Die metallfreien Azo- oder Azomethin-Farbstoffe (Zwischenprodukte), die zur Komplexbildung fähig sind, stellt man durch herkömmlichen Verfahrensweisen, beispielsweise durch Diazotieren und Kuppeln, die dem Fachmann bekannt sind und in der entsprechenden Patentliteratur und im Colour-Index (C.I.), veröffentlicht von der Society of Dys and Colorists, als (metallisierte) Säurefarbstoffe beschrieben sind, her. Die Farbstoffsynthese wird ohne die Anwendung organischer Lösungsmittel durchgeführt.

Bei dem Schritt (a) des erfindungsgemäßen Verfahrens ist jedoch eine besondere Trennung dieser Zwischenprodukte erforderlich, welche darin besteht, die Zwischenprodukte aus ihren wäßrigen Reaktionsaufschlämmungen bei sauren pH- Werten im Bereich von 1,0 bis 7,0, vorzugsweise 1,0 bis 6,0 und noch bevorzugter von 2 bis 5, und bei höheren Temperaturen von 50 bis 90ºC auszufällen.

Der pH-Wert kann durch (langsame) Zugabe von organischen oder bevorzugter anorganischen Säuren, wie Schwefelsäure oder noch bevorzugter Chlorwasserstoffsäure, eingestellt werden.

Diese Niederschläge werden dann mit Wasser, in der Regel mit kaltem Wasser, gewaschen und anschließend filtriert, beispielsweise mit Hilfe einer herkömmlichen Filterpresse. Man erhält feuchte Filterkuchen mit Feststoffgehalten im Bereich von 40 bis 60 Gew.-% und niedrigem Salzgehalt (weniger als etwa 1 %, berechnet auf Trockenbasis).

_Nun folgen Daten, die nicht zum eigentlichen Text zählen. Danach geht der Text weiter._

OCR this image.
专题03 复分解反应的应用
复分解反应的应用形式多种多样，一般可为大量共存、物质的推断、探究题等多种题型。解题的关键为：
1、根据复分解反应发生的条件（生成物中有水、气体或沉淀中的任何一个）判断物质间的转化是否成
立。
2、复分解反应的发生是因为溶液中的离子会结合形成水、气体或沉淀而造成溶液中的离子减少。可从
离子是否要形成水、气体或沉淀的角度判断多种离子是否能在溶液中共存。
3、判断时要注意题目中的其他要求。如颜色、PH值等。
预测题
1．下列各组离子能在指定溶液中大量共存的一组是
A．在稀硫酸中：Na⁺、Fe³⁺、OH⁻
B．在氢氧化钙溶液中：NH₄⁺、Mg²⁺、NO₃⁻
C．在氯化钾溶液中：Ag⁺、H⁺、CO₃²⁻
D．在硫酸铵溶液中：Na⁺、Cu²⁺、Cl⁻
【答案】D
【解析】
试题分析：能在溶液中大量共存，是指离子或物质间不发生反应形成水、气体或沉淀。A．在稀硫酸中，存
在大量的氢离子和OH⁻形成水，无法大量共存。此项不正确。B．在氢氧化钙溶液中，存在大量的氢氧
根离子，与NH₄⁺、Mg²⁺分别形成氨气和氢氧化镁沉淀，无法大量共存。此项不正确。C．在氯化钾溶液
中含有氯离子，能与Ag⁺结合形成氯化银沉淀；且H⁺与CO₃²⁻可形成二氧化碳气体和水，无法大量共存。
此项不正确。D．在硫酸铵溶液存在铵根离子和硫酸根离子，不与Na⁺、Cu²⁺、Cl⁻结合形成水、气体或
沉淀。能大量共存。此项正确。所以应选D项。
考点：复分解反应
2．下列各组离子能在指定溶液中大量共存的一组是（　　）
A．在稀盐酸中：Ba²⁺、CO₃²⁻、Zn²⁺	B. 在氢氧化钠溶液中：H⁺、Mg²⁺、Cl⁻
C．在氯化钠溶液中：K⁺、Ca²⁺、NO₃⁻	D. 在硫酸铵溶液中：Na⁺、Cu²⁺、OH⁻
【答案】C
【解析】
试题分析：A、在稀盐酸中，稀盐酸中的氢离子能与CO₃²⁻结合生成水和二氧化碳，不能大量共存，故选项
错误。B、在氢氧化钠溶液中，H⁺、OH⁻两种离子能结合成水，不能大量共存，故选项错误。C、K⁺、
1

Die feuchten Filterkuchen der metallfreien Zwischenprodukte werden dann, so wie sie vorliegen, d. h. als solche oder direkt, ohne daß sie irgendeiner weiteren Behandlung unterworfen werden, beispielsweise mechanischen, physikalischen oder chemischen Behandlungen, in dem Schritt (b) des erfindungsgemäßen Verfahrens dadurch metallisiert, daß man sie unter Rühren zu einer wäßrigen Lösung eines komplexbildenden Metallsalzes zugibt. Die Metallisierung wird bei höheren Temperaturen durchgeführt, beispielsweise bei 40 bis 100ºC, bevorzugter bei 50 bis 90ºC und noch bevorzugter bei 60 bis 80ºC. Der pH-Wert kann während der Metallisierung im Bereich von etwa 3 bis 13 gehalten werden in Abhängigkeit von den verwendeten Metallsalzen. Er wird durch die Zugabe geeigneter und üblicherweise eingesetzter (anorganischer) Säuren oder Basen eingestellt.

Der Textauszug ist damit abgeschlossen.